Card costs soar £150 million a year
Cost increase to accept cross-border card payments
The research by retail payments advisory firm CMSPI, in conjunction with the British Retail Consortium (BRC) and its members, revealed the huge impact of fee changes, which have risen up to 475% in some cases.
Many of the UK’s closest neighbours face rocketing cross-border fees – with retailers in Italy, Germany and the Netherlands forking out over £53 million between them.
These increased charges will add to existing cost pressures from rising commodity prices, widescale labour shortages, and increased haulage and shipping costs, making it more challenging for retailers to absorb these new charges from card firms.
In a recent Keynote address at PayExpo, the Managing Director of the Payment Systems Regulator (PSR) noted, “the absence of specific regulatory caps is not itself sufficient reason to increase particular fees, particularly if these increases are not obviously linked to costs. Such pricing behaviour poses real questions about how well this market is working.”

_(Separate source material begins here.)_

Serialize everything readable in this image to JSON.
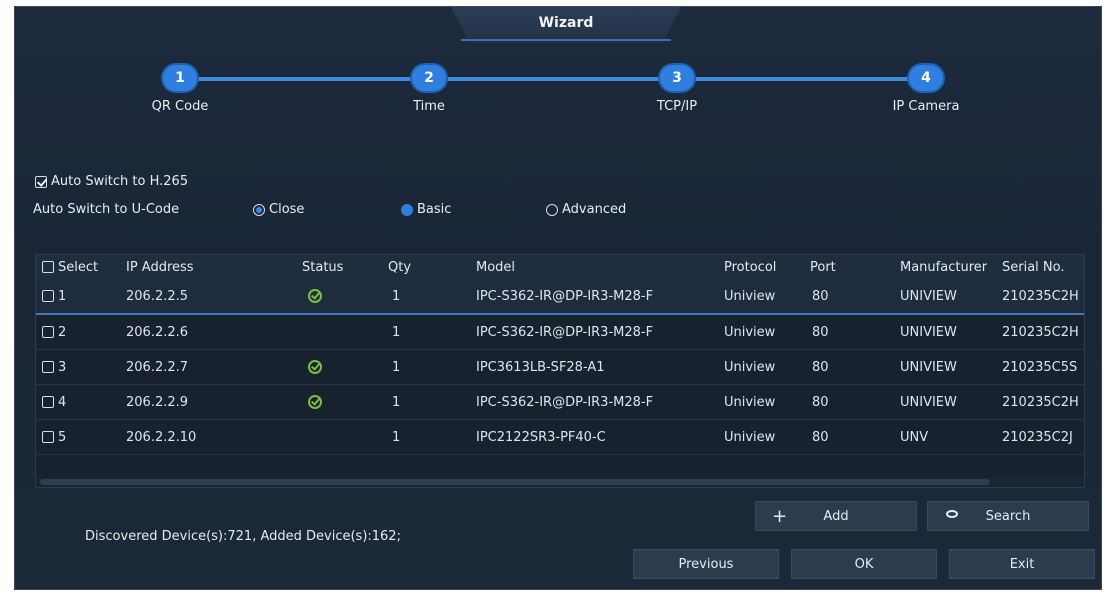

The BRC is calling on the Government and PSR to take action to tackle these soaring card fees, which cost retailers millions every year.
With the UK exiting the EU, retailers are seeing that transactions between the EEA and the UK are no longer capped at the intra-regional rate, instead classed as inter-regional transactions. This has allowed major card brands to raise interchange fees on some online or “card not present” transactions by up to 475%. Furthermore, some card brands have increased their ‘interchange fee’ on all cross-border transactions between the UK and EEA.

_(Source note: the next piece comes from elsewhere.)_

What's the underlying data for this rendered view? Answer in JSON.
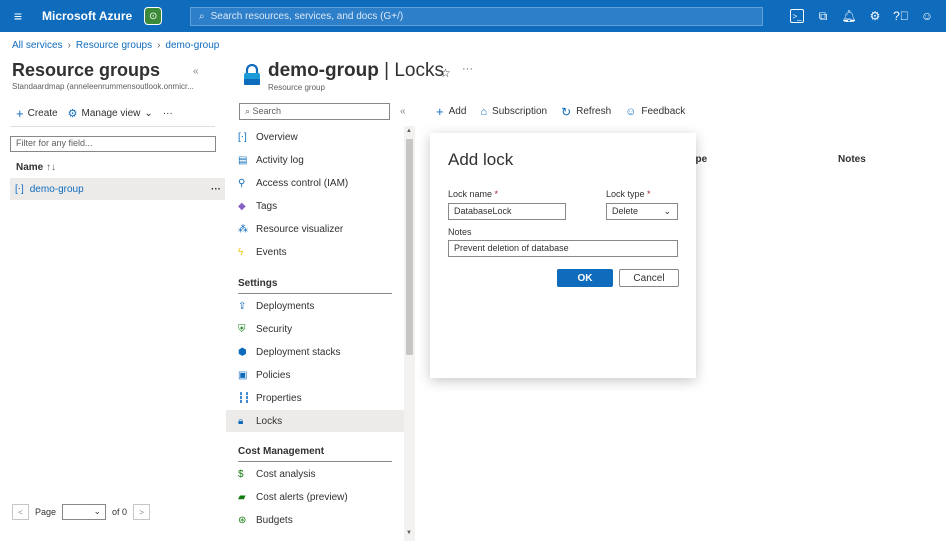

It is also estimated by CMSPI that new scheme fees will cost UK merchants £9.5m and EEA merchants £20.8 million, on top of previous rises which saw major card brands double their scheme fees between 2014 and 2018.
All these new fees exist on top of the £1.04 billion per year that UK retailers spent to accept card payments in 2020 (BRC Payments Survey). Over 80% of all retail spending in the UK now uses debit or credit cards.

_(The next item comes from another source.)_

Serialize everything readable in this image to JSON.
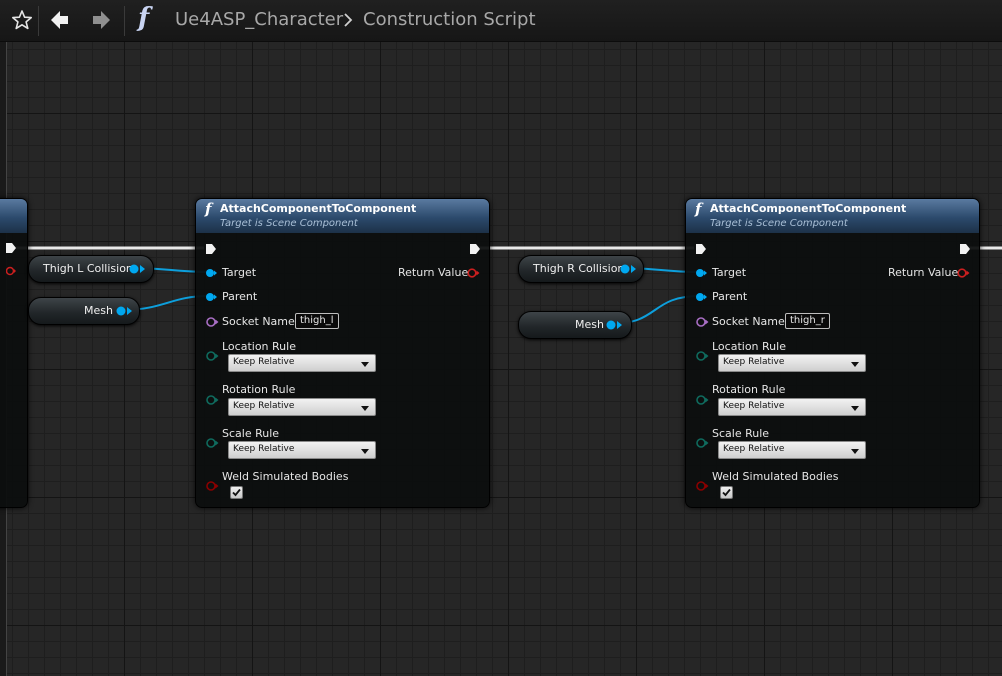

Andrew Cregan, Payments Policy Adviser at the British Retail Consortium, said:
“Consumers and retailers on both sides of the Channel are on the hook for tens of millions in new card costs unless swift action is taken. At a time when retailers are facing rising costs across the board, from higher energy prices to soaring shipping charges, it is likely that some of these five-fold fee increases will eventually be passed on to hard pressed consumers. British merchants alone will pay an extra £100,000 every single day just to process cross-border transactions, holding back British exports to Europe.”
“The Government and the Payment System Regulator need to urgently intervene to reverse these spiralling charges on cross-border trade. Without action, it is consumers who will pay the price for the lack of much needed regulation.”